Sersan Jawa dalam Peristiwa Merah Putih di Manado
Diskriminasi membuat serdadu KNIL berdarah Indonesia terlibat dalam pemberontakan yang dikenal sebagai Peristiwa Merah Putih di Manado.
Namanya Frans Bisman. Dia bukan asli Sulawesi Utara. Hanya saja pada awal tahun 1946 dia sedang berada di Manado. Dengan berseragam hijau militer sebagai bintara tentara kolonial yang sedang dibangun kembali, Koninklijk Nederlandsch Indische Leger (KNIL), Bisman adalah serdadu yang ikut Perang Dunia II.
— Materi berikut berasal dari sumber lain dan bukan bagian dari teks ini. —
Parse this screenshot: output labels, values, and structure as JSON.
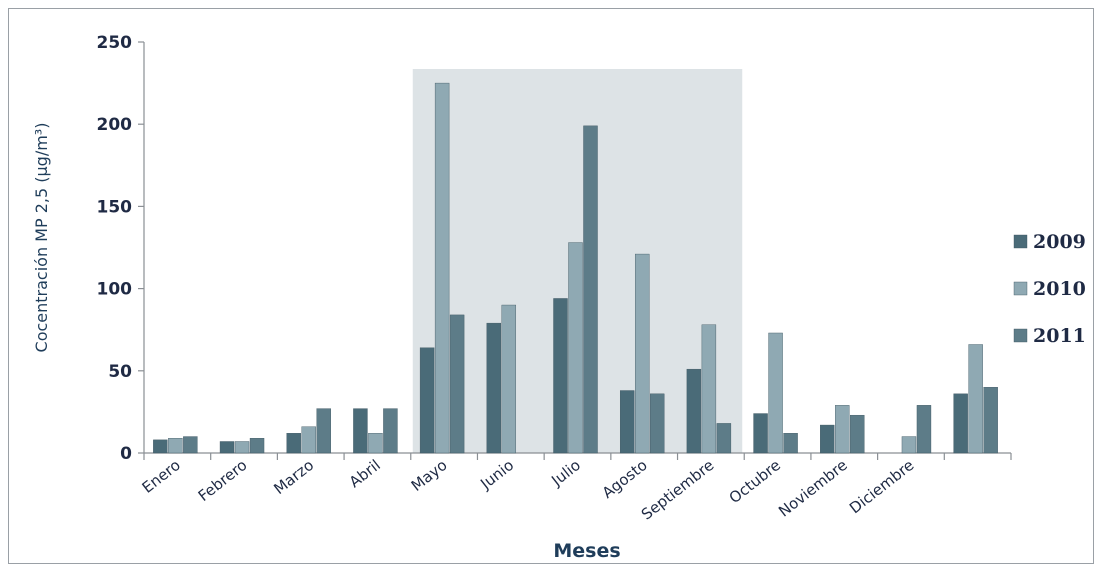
{
  "chart_data": {
    "type": "bar",
    "title": "",
    "xlabel": "Meses",
    "ylabel": "Cocentración MP 2,5 (µg/m³)",
    "ylim": [
      0,
      250
    ],
    "yticks": [
      0,
      50,
      100,
      150,
      200,
      250
    ],
    "grid": false,
    "legend_position": "right",
    "categories": [
      "Enero",
      "Febrero",
      "Marzo",
      "Abril",
      "Mayo",
      "Junio",
      "Julio",
      "Agosto",
      "Septiembre",
      "Octubre",
      "Noviembre",
      "Diciembre",
      ""
    ],
    "series": [
      {
        "name": "2009",
        "color": "#4a6b78",
        "values": [
          8,
          7,
          12,
          27,
          64,
          79,
          94,
          38,
          51,
          24,
          17,
          0,
          36
        ]
      },
      {
        "name": "2010",
        "color": "#8fa9b3",
        "values": [
          9,
          7,
          16,
          12,
          225,
          90,
          128,
          121,
          78,
          73,
          29,
          10,
          66
        ]
      },
      {
        "name": "2011",
        "color": "#5d7c88",
        "values": [
          10,
          9,
          27,
          27,
          84,
          0,
          199,
          36,
          18,
          12,
          23,
          29,
          40
        ]
      }
    ],
    "highlight_region": {
      "from_category": "Mayo",
      "to_category": "Septiembre",
      "color": "#dde3e6"
    }
  }
}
“Bisman dalam Perang Dunia ke-2 mendapat latihan intelijen di Australia dan sering turut dalam kapal selam Sekutu untuk dilepaskan di perairan daerah musuh untuk mencari tahu kekuatan tentara Jepang,” tulis Ben Wowor dalam Sulawesi Utara Bergolak: Peristiwa Patriotik Merah-Putih, 14 Pebruari 1946 dalam Rangka Revolusi Bangsa Indonesia.
Bisman, menurut Ben Wowor, pernah mengintai kekuatan Jepang pada 1944 di Tarakan dan Manado. Koran Belanda, De Maasbode, 7 Agustus 1946, menyebut dia ikut melawan tentara Jepang di Papua Nugini dan Tarakan. Sehingga, dia dua kali dapat penghargaan dan dipromosikan menjadi sersan.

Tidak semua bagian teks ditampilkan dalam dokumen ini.